Nieuport Style Cowls

Discussion in 'Gallery & Designs' started by Gil, Jun 21, 2006.

  1. Gil

    Gil Active Member

    Hello All,

    Richard started this with his wonderful designs of rotary engines. The cowl shown here is the third in a series of development. It consists of two bands of tooling foil assembled by applying printed paper to the back with thinned Barge cement, cutout and joined with paper joining strips. The assembly was then worked with a series of burnishing tools and hand wheels to the rounded shape of the Nieuport cowl. The cowl was then sanded with 220 grit sandpaper followed by polishing with rough synthetic steel wool. The engine is an unfinished U1 Oberursel. Scale is 1:33.

  2. Willja67

    Willja67 Member

    Your craftsmanship is amazing Gil.
  3. Bowdenja

    Bowdenja Active Member

    Gil............ your metal technique is really something to behold! Maybe you could resurect your tutorial on this?

  4. Gil

    Gil Active Member


    I try to remain positive about tutorials but we all have fond memories of the the tutorials that have been lost with each sucessive site wipe. In fact I just checked to see if the present site has a forum category, it doesn't. I guess we need a tutorial category. Any support for this?

  5. Bowdenja

    Bowdenja Active Member

    I truley was not picking at an old sore......... but since you last showed us this technique with the DC-3 nose, and the Hellcat cowling, and now the Nieuport, I, for one, would love to see your techniques posted. Heck I even bought some of that aluminum tooling foil from St Louis Crafts:grin:

    I just ain't got up the guts to cut it up and play with it............ not yet anyway!:twisted:

    So I guess I vote YES for some form of a Tutorial section.

  6. Gil

    Gil Active Member

    Can't Believe You Remembered That Far Back!

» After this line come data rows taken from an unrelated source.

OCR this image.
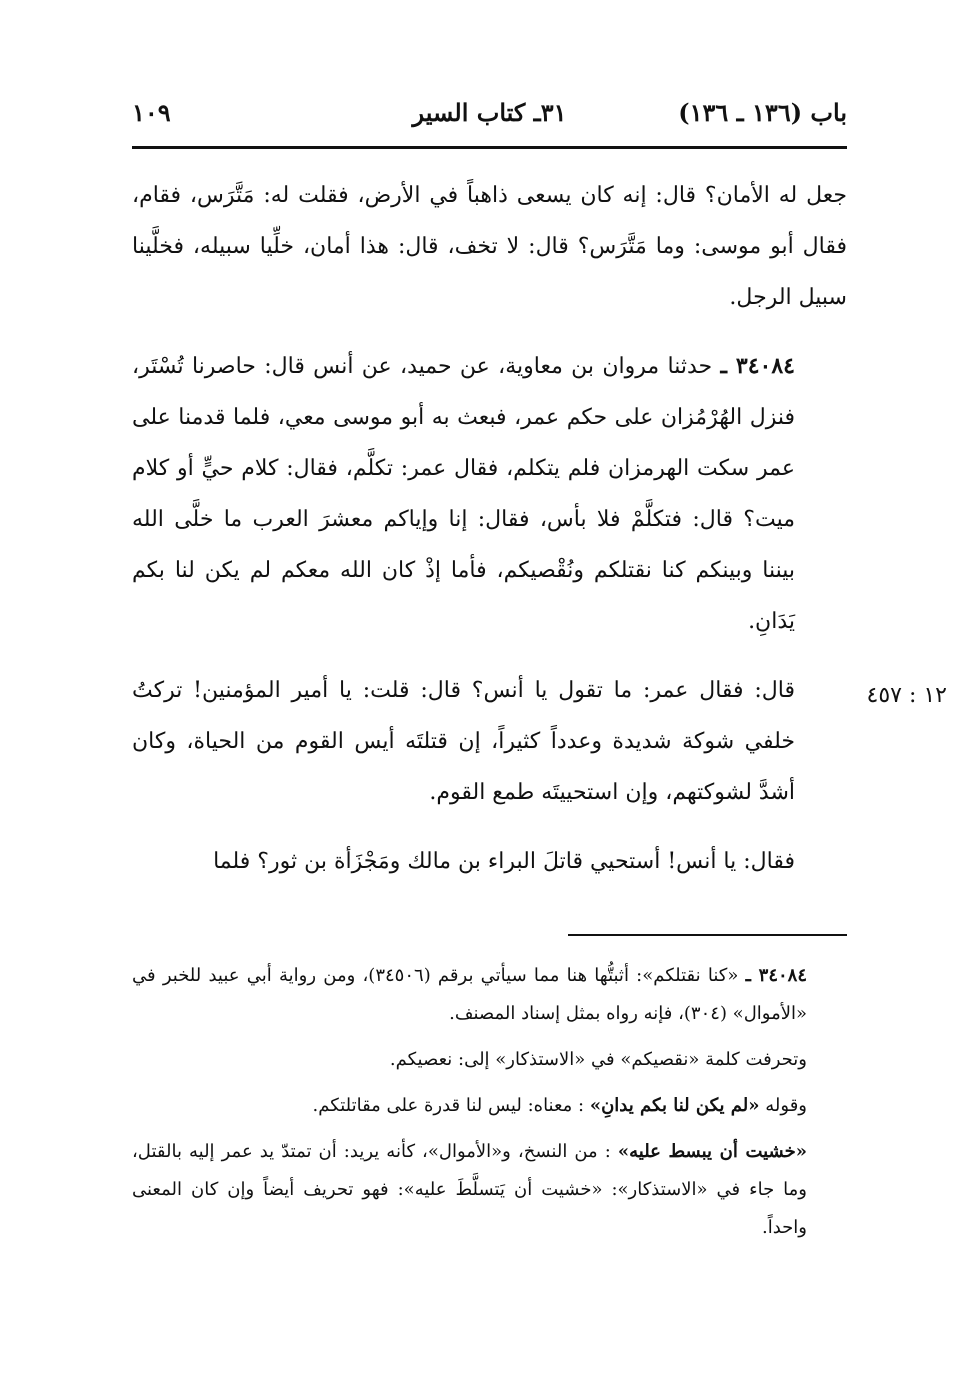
باب (١٣٦ ـ ١٣٦)
٣١ـ كتاب السير
١٠٩
١٢ : ٤٥٧

جعل له الأمان؟ قال: إنه كان يسعى ذاهباً في الأرض، فقلت له: مَتَّرَس، فقام، فقال أبو موسى: وما مَتَّرَس؟ قال: لا تخف، قال: هذا أمان، خلِّيا سبيله، فخلَّينا سبيل الرجل.

٣٤٠٨٤ ـ حدثنا مروان بن معاوية، عن حميد، عن أنس قال: حاصرنا تُسْتَر، فنزل الهُرْمُزان على حكم عمر، فبعث به أبو موسى معي، فلما قدمنا على عمر سكت الهرمزان فلم يتكلم، فقال عمر: تكلَّم، فقال: كلام حيٍّ أو كلام ميت؟ قال: فتكلَّمْ فلا بأس، فقال: إنا وإياكم معشرَ العرب ما خلَّى الله بيننا وبينكم كنا نقتلكم ونُقْصيكم، فأما إذْ كان الله معكم لم يكن لنا بكم يَدَانِ.

قال: فقال عمر: ما تقول يا أنس؟ قال: قلت: يا أمير المؤمنين! تركتُ خلفي شوكة شديدة وعدداً كثيراً، إن قتلتَه أيس القوم من الحياة، وكان أشدَّ لشوكتهم، وإن استحييتَه طمع القوم.

فقال: يا أنس! أستحيي قاتلَ البراء بن مالك ومَجْزَأة بن ثور؟ فلما

٣٤٠٨٤ ـ «كنا نقتلكم»: أثبتُّها هنا مما سيأتي برقم (٣٤٥٠٦)، ومن رواية أبي عبيد للخبر في «الأموال» (٣٠٤)، فإنه رواه بمثل إسناد المصنف.

وتحرفت كلمة «نقصيكم» في «الاستذكار» إلى: نعصيكم.

وقوله «لم يكن لنا بكم يدانِ» : معناه: ليس لنا قدرة على مقاتلتكم.

«خشيت أن يبسط عليه» : من النسخ، و«الأموال»، كأنه يريد: أن تمتدّ يد عمر إليه بالقتل، وما جاء في «الاستذكار»: «خشيت أن يَتسلَّطَ عليه»: فهو تحريف أيضاً وإن كان المعنى واحداً.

    Totally amazed that anyone remembers that far back, what's more that the subjects are remembered! That's amazing...,

    It still requires a separate category for long term reference.

    It's not as difficult as it may look or sound. I think most people are intimidated by the thought of metal forming and will be somewhat surprised at how easy it is once shown. There is two styles of forming, aluminum side out and paper side out. Aluminum side is self explanatory. Paper side out allows print side on the outside allowing compound curves to be formed with the paper (how far will paper stretch?) hence the demonstration with the F6F nose. The intent is to encourage experimentation in an area which would help release the paper model to compete freely with cast models. Which brings up paper casting. Anyone for a compound curved cast paper model made from dryer lint?

  7. airbob

    airbob Member

    Tooling foil thickness?

    This is wonderful crafmanship! How thick is the tooling foil say compaired to the standard Wally World 120lb card stock? I've used the Red River Silver Paper...but you cannot deform it beyond just a slight bend....and can you print on the tooling foil?
  8. Gil

    Gil Active Member

    Tooling Foil

    Hello Bob,

    Tooling Foil can be found in various thicknesses with the most popular being 36 gauge or 0.005 inch thickness. It's made from dead soft aluminum and is easily formed. Other varieties available are made from copper and brass which have similar forming abilities. Printing without special presses is not recommended. Instead the printed paper is bonded as a cutout template and/or color swatch for the intended part. The part is used like any other part made from card stock except that it can also be formed into compound curves. The paper used is 100% cotton. It has the best ability to stretch and gather with the aluminum being worked.

    Here's the source that I use for tooling foil:

    Best regards, -Gil
  9. airbob

    airbob Member

    Tooling foil

    Thanks I may give this stuff a try for the metal cowls, ect. Another alternative to getting the (paper) models to look more like the real thing! thanks for this volunteering this approach!!!